One of today’s most popular vehicle modifications, HID headlights are a great way to increase the light output of your headlights. HID stands for High Intensity Discharge, and represents a lighting technology which uses Xenon gas instead of a traditional filament. When the lights are turned on, a high voltage is applied, igniting the gas and creating an arc of light more than 3x brighter than traditional halogen bulbs.

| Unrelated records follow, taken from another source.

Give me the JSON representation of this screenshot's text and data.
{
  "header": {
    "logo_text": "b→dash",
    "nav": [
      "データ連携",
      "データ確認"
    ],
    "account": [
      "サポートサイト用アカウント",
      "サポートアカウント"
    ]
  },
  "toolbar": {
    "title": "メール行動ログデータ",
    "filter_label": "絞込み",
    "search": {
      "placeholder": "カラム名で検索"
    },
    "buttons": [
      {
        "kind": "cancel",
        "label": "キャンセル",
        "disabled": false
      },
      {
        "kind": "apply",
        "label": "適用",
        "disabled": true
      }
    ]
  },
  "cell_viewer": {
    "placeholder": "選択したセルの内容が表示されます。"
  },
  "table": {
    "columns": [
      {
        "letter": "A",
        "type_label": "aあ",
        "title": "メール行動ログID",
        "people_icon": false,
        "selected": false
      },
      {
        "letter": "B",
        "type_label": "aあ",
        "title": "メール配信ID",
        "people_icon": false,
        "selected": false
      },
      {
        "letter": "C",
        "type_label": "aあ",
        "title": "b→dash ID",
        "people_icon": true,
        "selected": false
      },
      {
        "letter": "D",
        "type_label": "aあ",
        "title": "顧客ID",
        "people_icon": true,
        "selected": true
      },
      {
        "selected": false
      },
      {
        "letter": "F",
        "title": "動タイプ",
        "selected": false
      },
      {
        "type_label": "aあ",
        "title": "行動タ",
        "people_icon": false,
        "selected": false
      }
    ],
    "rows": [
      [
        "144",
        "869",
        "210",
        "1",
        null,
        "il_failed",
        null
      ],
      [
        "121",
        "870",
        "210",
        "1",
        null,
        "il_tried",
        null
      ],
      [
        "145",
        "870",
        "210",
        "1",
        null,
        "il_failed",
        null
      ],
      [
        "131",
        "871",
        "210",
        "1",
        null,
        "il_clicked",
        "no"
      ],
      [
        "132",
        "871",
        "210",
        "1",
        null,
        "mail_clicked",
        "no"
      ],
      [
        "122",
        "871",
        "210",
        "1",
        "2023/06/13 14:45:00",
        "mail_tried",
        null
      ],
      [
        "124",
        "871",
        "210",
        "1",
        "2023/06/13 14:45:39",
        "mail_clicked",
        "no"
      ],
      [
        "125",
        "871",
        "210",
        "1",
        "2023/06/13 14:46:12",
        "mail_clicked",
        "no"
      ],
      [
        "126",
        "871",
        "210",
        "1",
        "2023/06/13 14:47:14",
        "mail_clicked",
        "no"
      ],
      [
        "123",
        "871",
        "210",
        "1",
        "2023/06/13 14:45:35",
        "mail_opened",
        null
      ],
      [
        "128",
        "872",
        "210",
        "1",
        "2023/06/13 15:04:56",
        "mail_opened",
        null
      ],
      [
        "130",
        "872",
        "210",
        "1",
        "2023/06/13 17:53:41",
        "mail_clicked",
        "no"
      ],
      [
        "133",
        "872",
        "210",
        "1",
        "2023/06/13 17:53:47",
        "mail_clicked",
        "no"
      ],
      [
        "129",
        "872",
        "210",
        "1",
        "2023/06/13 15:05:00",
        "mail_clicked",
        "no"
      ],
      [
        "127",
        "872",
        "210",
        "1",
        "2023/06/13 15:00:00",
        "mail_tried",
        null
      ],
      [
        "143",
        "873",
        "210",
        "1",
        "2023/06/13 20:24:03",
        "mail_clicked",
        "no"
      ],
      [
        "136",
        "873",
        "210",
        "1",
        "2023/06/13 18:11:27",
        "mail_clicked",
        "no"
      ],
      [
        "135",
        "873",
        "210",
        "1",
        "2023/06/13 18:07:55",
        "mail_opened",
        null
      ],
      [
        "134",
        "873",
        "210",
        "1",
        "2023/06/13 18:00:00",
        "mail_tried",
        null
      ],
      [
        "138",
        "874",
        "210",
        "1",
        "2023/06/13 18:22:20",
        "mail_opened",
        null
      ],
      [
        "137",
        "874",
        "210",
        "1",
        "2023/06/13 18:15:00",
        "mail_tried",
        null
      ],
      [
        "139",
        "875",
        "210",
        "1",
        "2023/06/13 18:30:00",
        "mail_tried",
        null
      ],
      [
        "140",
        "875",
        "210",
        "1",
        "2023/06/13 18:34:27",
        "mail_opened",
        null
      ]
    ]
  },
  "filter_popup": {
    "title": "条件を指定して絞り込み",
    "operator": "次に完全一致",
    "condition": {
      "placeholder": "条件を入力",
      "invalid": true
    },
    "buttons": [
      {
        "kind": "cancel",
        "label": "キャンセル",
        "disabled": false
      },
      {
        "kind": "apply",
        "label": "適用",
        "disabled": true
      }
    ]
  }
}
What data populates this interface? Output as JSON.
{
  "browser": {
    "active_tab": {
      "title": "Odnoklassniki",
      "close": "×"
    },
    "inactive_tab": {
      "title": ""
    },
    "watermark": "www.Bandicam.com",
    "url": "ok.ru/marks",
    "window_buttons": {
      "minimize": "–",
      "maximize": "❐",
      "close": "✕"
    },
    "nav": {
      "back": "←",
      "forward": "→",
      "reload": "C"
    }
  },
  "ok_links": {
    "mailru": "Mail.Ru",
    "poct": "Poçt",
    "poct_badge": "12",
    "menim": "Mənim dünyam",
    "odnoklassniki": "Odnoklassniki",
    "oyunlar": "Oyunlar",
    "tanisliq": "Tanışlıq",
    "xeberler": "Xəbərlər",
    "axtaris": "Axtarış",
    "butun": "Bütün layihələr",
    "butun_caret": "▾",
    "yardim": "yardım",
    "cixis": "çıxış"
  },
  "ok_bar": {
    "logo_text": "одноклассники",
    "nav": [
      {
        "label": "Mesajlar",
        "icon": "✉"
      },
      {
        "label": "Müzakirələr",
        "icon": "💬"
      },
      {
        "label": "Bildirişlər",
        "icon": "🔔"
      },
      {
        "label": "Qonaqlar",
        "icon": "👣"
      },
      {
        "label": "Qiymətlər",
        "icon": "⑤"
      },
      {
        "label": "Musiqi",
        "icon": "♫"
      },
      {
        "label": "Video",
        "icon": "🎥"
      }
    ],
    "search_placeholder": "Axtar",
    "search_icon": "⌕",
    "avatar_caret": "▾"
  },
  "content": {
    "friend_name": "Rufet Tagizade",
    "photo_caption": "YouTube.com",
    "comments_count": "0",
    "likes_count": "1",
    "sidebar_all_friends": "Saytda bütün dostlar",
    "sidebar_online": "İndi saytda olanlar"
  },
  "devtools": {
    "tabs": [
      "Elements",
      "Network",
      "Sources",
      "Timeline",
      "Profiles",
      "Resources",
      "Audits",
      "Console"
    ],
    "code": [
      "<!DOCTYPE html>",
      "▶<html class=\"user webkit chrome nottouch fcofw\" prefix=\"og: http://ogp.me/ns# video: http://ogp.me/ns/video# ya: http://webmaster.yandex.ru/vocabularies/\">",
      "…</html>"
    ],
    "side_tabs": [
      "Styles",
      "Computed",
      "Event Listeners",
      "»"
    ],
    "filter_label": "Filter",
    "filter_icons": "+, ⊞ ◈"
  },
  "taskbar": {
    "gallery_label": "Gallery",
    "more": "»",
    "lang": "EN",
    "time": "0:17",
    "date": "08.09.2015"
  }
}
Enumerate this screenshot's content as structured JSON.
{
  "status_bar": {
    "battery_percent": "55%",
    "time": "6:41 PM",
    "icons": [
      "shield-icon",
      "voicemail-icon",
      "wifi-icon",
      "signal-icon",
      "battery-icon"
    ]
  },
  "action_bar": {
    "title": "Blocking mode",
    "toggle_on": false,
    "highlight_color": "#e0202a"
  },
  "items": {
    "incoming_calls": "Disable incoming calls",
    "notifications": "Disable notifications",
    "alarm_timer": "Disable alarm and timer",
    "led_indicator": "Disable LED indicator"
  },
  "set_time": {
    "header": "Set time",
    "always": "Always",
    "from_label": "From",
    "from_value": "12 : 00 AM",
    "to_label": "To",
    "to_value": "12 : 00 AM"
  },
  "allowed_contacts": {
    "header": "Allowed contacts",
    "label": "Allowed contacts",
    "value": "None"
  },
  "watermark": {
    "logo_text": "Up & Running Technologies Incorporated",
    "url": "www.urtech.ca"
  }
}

HID’s consist of the physical bulb housing itself, and then a separate ballast which protects the bulb and ensures proper operation by controlling the incoming current. Although the intensity of HID’s makes them extremely efficient compared to standard halogen bulbs, it is still often useful to use an HID relay kit to increase the current flow to the ballast to ensure longevity of the bulb, especially in older vehicles and heavy trucks. For some CAN-BUS and other computer controlled vehicles, you may need a CAN-BUS or error code canceller to avoid any “false alarm” warning lights. An anti-flickering cable may also be useful, as it will help stabilize the voltage and prevent flickering from the HID bulbs.
Understanding HID Color Temperature
The color of an HID can be determined by looking for the Color Temperature. The higher this number (K), the more blue/violet the light becomes. As the color gets more and more blue, the usable light will actually dramatically decrease. For this reason, lights between the yellow 3000K to the bright white 6000K are recommended for optimum visibility.